Question

A stock's current price is $72. A call option with 3-month maturity and strike price of $ 68 is trading for 6, while a put with the same strike and expiration is trading for $20. The risk free rate is 2%. How much arbitrage profit can you make by selling the put and purchasing a synthetic put? (Provide your answer rounded to two decimals.)

You have purchased a put option for $ 11 three months ago. The option's strike price is $ 340. How much is your profit, if the stock price at expiration is $ 364?

A call option with X=$63 expires in half a year.
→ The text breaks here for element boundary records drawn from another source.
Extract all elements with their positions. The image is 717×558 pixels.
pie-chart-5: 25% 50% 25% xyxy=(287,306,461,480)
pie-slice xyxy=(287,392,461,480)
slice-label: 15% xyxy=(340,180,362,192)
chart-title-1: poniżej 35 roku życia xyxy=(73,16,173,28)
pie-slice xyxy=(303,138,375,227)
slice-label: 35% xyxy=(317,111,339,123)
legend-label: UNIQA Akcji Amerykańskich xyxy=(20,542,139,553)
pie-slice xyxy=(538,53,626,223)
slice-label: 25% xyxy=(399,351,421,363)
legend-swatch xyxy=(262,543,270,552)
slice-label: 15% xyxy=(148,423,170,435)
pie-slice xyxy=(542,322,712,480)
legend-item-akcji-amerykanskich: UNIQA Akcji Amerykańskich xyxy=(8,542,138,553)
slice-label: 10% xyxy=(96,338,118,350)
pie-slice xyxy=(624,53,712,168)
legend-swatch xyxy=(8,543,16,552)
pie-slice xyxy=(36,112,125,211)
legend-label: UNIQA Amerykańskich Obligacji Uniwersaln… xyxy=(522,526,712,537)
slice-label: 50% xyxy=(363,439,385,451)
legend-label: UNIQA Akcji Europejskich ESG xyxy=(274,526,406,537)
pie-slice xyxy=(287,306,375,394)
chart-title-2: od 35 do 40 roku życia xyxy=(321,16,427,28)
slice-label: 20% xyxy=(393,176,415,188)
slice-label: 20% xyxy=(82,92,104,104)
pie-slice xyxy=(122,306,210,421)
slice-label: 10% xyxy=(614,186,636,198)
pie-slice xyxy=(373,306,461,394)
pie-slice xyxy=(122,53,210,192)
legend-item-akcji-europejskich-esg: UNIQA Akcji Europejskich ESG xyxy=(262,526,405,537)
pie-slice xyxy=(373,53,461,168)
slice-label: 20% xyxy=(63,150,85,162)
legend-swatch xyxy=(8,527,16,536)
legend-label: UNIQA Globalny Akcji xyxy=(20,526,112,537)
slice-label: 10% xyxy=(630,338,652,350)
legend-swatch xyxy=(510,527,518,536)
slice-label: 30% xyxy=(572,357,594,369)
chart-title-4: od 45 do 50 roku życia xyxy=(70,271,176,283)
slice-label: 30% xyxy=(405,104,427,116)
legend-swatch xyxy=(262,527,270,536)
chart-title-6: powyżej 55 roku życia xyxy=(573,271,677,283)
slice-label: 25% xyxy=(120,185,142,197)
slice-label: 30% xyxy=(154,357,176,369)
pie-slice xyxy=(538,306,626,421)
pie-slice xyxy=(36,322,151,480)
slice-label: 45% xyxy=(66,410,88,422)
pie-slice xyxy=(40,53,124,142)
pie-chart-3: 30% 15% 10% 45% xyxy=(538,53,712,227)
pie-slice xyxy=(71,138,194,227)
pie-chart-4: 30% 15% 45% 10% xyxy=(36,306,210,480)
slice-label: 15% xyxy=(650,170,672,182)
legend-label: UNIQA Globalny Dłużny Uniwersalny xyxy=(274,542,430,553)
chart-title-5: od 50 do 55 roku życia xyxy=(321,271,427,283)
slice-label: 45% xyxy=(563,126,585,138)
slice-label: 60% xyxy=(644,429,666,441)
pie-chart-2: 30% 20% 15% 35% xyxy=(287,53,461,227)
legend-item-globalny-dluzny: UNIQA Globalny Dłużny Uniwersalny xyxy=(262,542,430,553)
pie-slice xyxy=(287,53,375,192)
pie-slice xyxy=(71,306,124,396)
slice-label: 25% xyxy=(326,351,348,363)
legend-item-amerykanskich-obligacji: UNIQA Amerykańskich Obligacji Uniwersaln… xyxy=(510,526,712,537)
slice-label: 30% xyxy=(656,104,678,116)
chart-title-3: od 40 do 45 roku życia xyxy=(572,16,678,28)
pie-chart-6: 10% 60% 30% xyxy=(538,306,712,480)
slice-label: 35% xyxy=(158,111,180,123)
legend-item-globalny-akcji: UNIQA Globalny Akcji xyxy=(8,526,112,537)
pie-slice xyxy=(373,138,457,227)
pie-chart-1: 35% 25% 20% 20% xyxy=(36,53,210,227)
The underlying stock's current price is $70 and its standard deviation is 40%. What is the Black-Scholes price of the call if the risk free rate is 2%? (Enter your answer rounded to two digits.)

Answer 1

Part A. As per the put call parity, we have C + PV(Strike Price) = P + S0 ; where C is the price of call, P is the price of put and S0 is current stock price.

PV (strike Price ) = 68 * e^-rt = 68 * e^-2%*3/12 = 67.66

Hence we have LHS if equation = 6+ 67.66 = 73.66

RHS of equation = 72 + 20 = 92. Hence there is arbitrage as below:

• Sell 1 Put, 1 stock and buy 1 Call . The net cash inflow from this will be 86 which should be deposited at risk free rate for 3 months. After 3 three months we get 86.43
• Expiry Pay off off - if expiry price (EP) is equal to or above 68:
  • Call pay off = EP - 68 ; Put will expire worthless ; Stock pay off = -EP and deposit = 86.43
  • Net Pay off = 18.34 (arbitrage profit)
• Expiry Pay off off - if expiry price (EP) is less than 68:
  • Call pay off : expires worthless ; Put pay off = EP - 68 (loss) ; stock pay off = -EP and deposit = 86.43
  • Net pay off = 18.34 (arbitrage profit)

Part B : Since the expiry price is above the put strike price, there will be loss equal to the premium paid which is $11

Part C : B.S formula for call option:

C = N(d1) S0 - Xe^-rtN(d2)

d1 = [(ln(S0/X) + t*(r + ((annualised volatility)²)/2)]/(annual volatility * (t)^1/2)

d2 = d1 - (annual volatility * (t)^1/2)

Plugging in the values and solving we get :

S0 = 70 ; X = 63 ; annualised vol = 40% ; r = 2% t = 0.5 years

d1 = 0.3753 & d2 = 0.0925

N(d1) = 0.6443 (used normal distribution table which is for 2 digits only)

N(d2) = 0.5359

C = 0.6443 * 70 - 63*e^-2%*0.5*0.5359 = 11.68 which is the price of call option.